Analysons la scène politique serbe telle qu’elle se présente en cette veille d’élection :

- le Parti démocratique a toutes chances de disparaître des écrans radar et, au vrai, peu de gens le regretteront ;
- les divers transfuges du « vieux parti », Boris Tadić et Čeda Jovanović, sans oublier l’indispensable Nenad Čanak, ont réuni leurs petites chapelles respectives, et s’empresseront d’aller à la soupe. Oh, ils ne convainquent plus grand monde en Serbie, ils ne servent pas à grand chose, mais il leur reste encore un semblant de crédit à l’export, qui permettront au rusé Vučić de conforter son image « pro-européenne » en les intégrant dans son gouvernement ;
 et en face, face à ce noble camp du bien, de l’Europe, du progrès et de la Serbie moderne, que restera-t-il ? Une opposition nationaliste, bigote, anti-européenne et homophobe (on le sait, un grand triangulateur comme Vučić se doit même d’a-do-rer les Gay Prides), une opposition naturellement « pro-russe ».

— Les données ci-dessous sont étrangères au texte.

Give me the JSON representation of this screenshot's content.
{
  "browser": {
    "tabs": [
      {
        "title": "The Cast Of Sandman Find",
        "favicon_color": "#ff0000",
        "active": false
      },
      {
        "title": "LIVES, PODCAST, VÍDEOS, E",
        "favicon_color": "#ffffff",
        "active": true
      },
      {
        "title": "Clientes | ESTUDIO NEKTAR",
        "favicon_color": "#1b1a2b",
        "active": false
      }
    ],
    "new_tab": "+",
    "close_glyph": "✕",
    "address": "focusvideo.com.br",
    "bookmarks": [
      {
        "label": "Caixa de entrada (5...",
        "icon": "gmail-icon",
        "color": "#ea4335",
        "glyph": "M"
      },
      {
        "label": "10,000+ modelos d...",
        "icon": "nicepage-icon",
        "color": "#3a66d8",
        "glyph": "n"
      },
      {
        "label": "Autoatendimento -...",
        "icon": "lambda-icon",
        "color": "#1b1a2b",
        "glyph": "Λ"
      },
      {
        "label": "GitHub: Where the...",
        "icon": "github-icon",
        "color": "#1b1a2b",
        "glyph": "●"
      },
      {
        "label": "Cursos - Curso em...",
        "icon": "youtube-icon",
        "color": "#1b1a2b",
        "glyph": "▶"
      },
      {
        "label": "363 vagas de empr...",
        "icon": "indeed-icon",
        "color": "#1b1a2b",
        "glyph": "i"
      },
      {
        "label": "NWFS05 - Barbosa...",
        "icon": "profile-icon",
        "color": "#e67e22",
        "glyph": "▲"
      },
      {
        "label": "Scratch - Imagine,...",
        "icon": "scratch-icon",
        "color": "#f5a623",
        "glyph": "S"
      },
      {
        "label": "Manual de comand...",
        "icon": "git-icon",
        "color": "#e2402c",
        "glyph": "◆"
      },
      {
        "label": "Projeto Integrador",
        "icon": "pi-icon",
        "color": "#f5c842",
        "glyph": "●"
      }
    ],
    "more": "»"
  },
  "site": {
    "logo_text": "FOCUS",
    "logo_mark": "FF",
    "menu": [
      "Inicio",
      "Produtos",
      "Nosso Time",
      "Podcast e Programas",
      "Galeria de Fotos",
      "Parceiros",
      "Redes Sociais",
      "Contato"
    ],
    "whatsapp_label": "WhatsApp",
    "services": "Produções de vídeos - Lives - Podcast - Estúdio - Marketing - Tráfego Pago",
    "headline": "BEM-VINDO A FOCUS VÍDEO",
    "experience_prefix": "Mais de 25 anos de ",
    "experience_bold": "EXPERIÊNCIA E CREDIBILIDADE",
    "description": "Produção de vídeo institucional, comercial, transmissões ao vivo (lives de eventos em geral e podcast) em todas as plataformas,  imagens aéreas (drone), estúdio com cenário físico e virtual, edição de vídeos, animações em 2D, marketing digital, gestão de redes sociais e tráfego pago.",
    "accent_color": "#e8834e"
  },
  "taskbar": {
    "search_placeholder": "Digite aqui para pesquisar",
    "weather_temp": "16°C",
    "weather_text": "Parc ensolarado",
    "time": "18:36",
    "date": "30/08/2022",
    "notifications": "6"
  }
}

La Serbie sera dimanche le théâtre d’un choc des géants, la nouvelle guerre de Corée se jouera à Zemun

La communication est bien faite : les agences de presse internationales présentent déjà le morne scrutin comme un « choix » entre l’Europe et la Russie... Bref, la Serbie sera dimanche le théâtre d’un choc des géants, la nouvelle guerre de Corée se jouera à Zemun — mais cette fois-ci, on le sait quand même d’avance, le camp du Bien l’emportera.

Il s’agit juste de se faire un peu peur, de se donner un petit frisson. Oh, personne ne croit en Serbie que le patron Vučić puisse être le moindrement menacé, mais il est toujours bon de dramatiser un peu les choses. Cela plaît aux ambassadeurs nouvellement nommés, aux quelques journalistes étrangers de passage qui essaient de vendre leurs papiers à leur rédaction...

Super-Vučić, l’homme venu du passé sombre de son propre pays, se dresse désormais face aux cosaques, aux brutes de la steppe, du Donbass et du Kouban, et il offre la Serbie et tous ses trésors à l’Occident reconnaissant. C’est beau comme de l’antique, et quel dommage que les studios de cinéma d’Avala aient été liquidés...

Pour arriver au terme de l’étonnant chemin de la triangulation, il ne suffit pas de « reprendre les meilleurs idées de tous les partis », comme faisait semblant de le croire Dick Morris, il faut inverser les rôles : il faut que Vučić puisse jouer le rôle de Zoran Đinđić, tout comme il faudrait, en France, que Manuel Valls aille distribuer des tracts du Front national à la gare RER d’Évry Val-de-Seine.

Vučić remportera les élections de dimanche, le recours à une fraude massive rendant sa victoire plus éclatante encore, et chacun se félicitera de cette « confirmation » donnée à l’orientation « pro-européenne » de la Serbie. Quant à Vojislav Šešelj, le méchant croque-mitaine nationaliste, il continuera de jouer son rôle bien utile d’épouvantail, du haut des 5, 10 ou 15% des voix qu’il obtiendra.

Notes

[2La pratique bien rôdé du « train bulgare », qui ne doit rien aux cheminots de Sofia, consiste à distribuer aux électeurs des bulletins de vote pré-remplis. Les électeurs glissent ces bulletins dans l’urne et ramènent ensuite hors du bureau de vote des bulletins vierges qui sont remplis par les « techniciens » du parti au pouvoir, puis distribués à de nouveaux électeurs.